I tentativi erano quasi finiti, non si sapeva con cos’altro recuperare la palla. Non restava che chiamare il proprietario dell’automobile per farla spostare. Timidamente, si andava davanti la porta del proprietario dell’auto e si chiedeva: “Bell’om, pu spustà la machena, che sotta è ghiut a funì lu pallon?”

“Lu bell’om” (il signore) quasi sempre in quei momenti (di pomeriggio) dormiva o si riposava dopo aver lavorato la mattina. E allora bisognava aspettare che si svegliasse e avesse tanta pazienza a spostare lentamente!! la sua automobile, per farti recuperare il pallone da calcio. Si aspettava e intanto ci si asciugava il sudore e si rimproverava ancora una volta il ragazzino che con un calcio “poco professionale”, aveva mandato il pallone “sotta la machena”. Poiché quel ragazzino aveva, secondo i suoi amichetti,     “li ped a runcedd”. E si aspettava.

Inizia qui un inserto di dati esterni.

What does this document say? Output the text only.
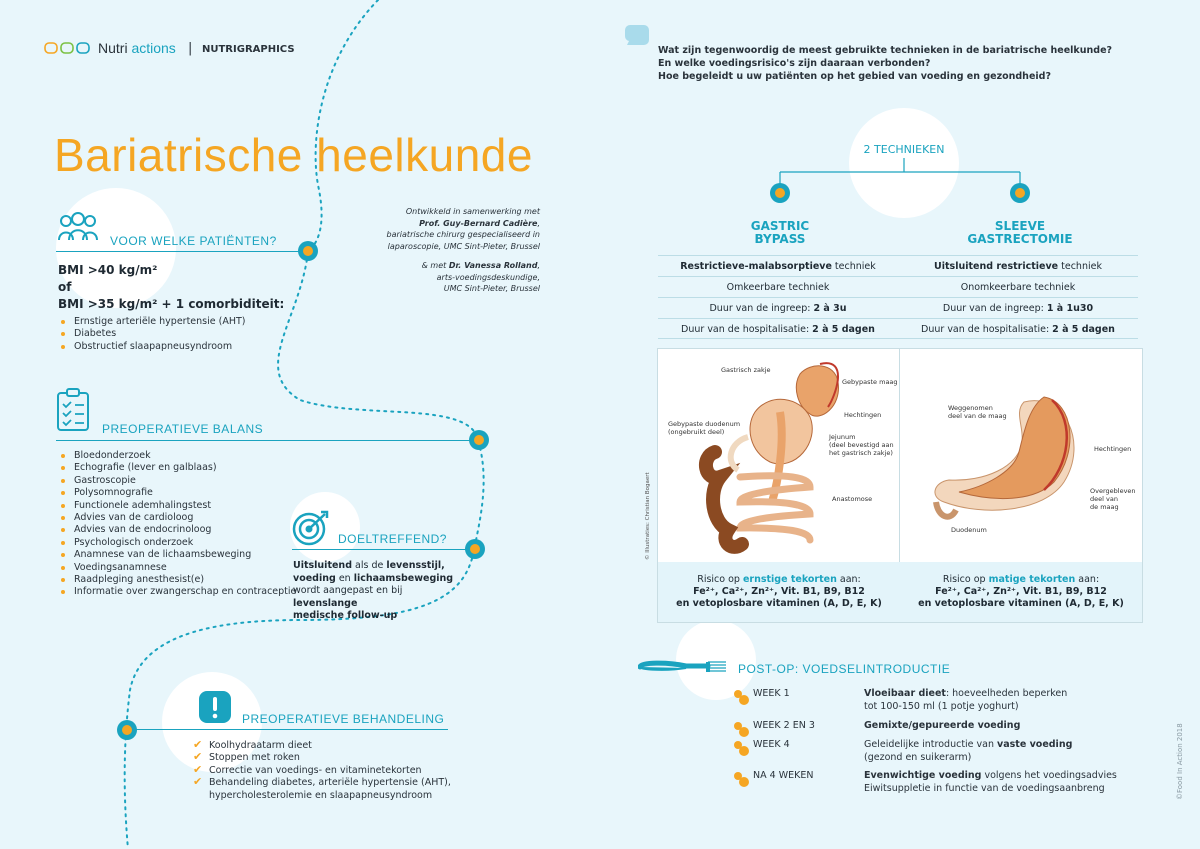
Nutri actions | NUTRIGRAPHICS
Bariatrische heelkunde
Ontwikkeld in samenwerking met
Prof. Guy-Bernard Cadière,
bariatrische chirurg gespecialiseerd in
laparoscopie, UMC Sint-Pieter, Brussel
& met Dr. Vanessa Rolland,
arts-voedingsdeskundige,
UMC Sint-Pieter, Brussel
VOOR WELKE PATIËNTEN?
BMI >40 kg/m²
of
BMI >35 kg/m² + 1 comorbiditeit:
Ernstige arteriële hypertensie (AHT)
Diabetes
Obstructief slaapapneusyndroom
PREOPERATIEVE BALANS
Bloedonderzoek
Echografie (lever en galblaas)
Gastroscopie
Polysomnografie
Functionele ademhalingstest
Advies van de cardioloog
Advies van de endocrinoloog
Psychologisch onderzoek
Anamnese van de lichaamsbeweging
Voedingsanamnese
Raadpleging anesthesist(e)
Informatie over zwangerschap en contraceptie
DOELTREFFEND?
Uitsluitend als de levensstijl,
voeding en lichaamsbeweging
wordt aangepast en bij levenslange
medische follow-up
PREOPERATIEVE BEHANDELING
✔ Koolhydraatarm dieet
✔ Stoppen met roken
✔ Correctie van voedings- en vitaminetekorten
✔ Behandeling diabetes, arteriële hypertensie (AHT),
hypercholesterolemie en slaapapneusyndroom
Wat zijn tegenwoordig de meest gebruikte technieken in de bariatrische heelkunde?
En welke voedingsrisico's zijn daaraan verbonden?
Hoe begeleidt u uw patiënten op het gebied van voeding en gezondheid?
2 TECHNIEKEN
GASTRIC
BYPASS
SLEEVE
GASTRECTOMIE
Restrictieve-malabsorptieve techniek	Uitsluitend restrictieve techniek
Omkeerbare techniek	Onomkeerbare techniek
Duur van de ingreep: 2 à 3u	Duur van de ingreep: 1 à 1u30
Duur van de hospitalisatie: 2 à 5 dagen	Duur van de hospitalisatie: 2 à 5 dagen
Gastrisch zakje
Gebypaste maag
Hechtingen
Gebypaste duodenum
(ongebruikt deel)
Jejunum
(deel bevestigd aan
het gastrisch zakje)
Anastomose
© Illustraties: Christian Bogaert
Weggenomen
deel van de maag
Hechtingen
Overgebleven
deel van
de maag
Duodenum
Risico op ernstige tekorten aan:
Fe²⁺, Ca²⁺, Zn²⁺, Vit. B1, B9, B12
en vetoplosbare vitaminen (A, D, E, K)
Risico op matige tekorten aan:
Fe²⁺, Ca²⁺, Zn²⁺, Vit. B1, B9, B12
en vetoplosbare vitaminen (A, D, E, K)
POST-OP: VOEDSELINTRODUCTIE
WEEK 1	Vloeibaar dieet: hoeveelheden beperken
tot 100-150 ml (1 potje yoghurt)
WEEK 2 EN 3	Gemixte/gepureerde voeding
WEEK 4	Geleidelijke introductie van vaste voeding
(gezond en suikerarm)
NA 4 WEKEN	Evenwichtige voeding volgens het voedingsadvies
Eiwitsuppletie in functie van de voedingsaanbreng	©Food In Action 2018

Poi improvvisamente il padrone dell’auto, usciva di casa, tutto assonnato, apriva la portiera e metteva in moto l’automobile. E i ragazzini che davano indicazioni “allu bell’om”, come muoversi per non far schiattare il pallone. Eh sì, c’era anche questo problema: un movimento brusco del guidatore avrebbe messo la parola fine alla palla!!

Ma c’era anche un’altra possibilità: appena il proprietario della macchina spostava anche di pochi centimetri l’auto, la palla poteva uscire da sola da sotto l’automobile, se la strada fosse stata in discesa!! Se invece l’auto si trovava su un terreno pianeggiante, in qual caso anche pochi centimetri di spostamento dell’auto potevano essere sufficienti, se un ragazzino allungasse il braccio o la gamba per far uscire da sotto quell’auto la palla!! Questa opzione era un po’ pericolosa!

Quasi sempre si riusciva a recuperare la palla. Quando non era possibile, si raccoglievano 50 lire a testa e si andava a comprare un pallone nuovo. E non si discuteva più su quello che era successo. Una semplice palla metteva tutti d’accordo: se ce n’era sempre una, significava che si poteva continuare a giocare. Aspettando la prossima “disgrazia”.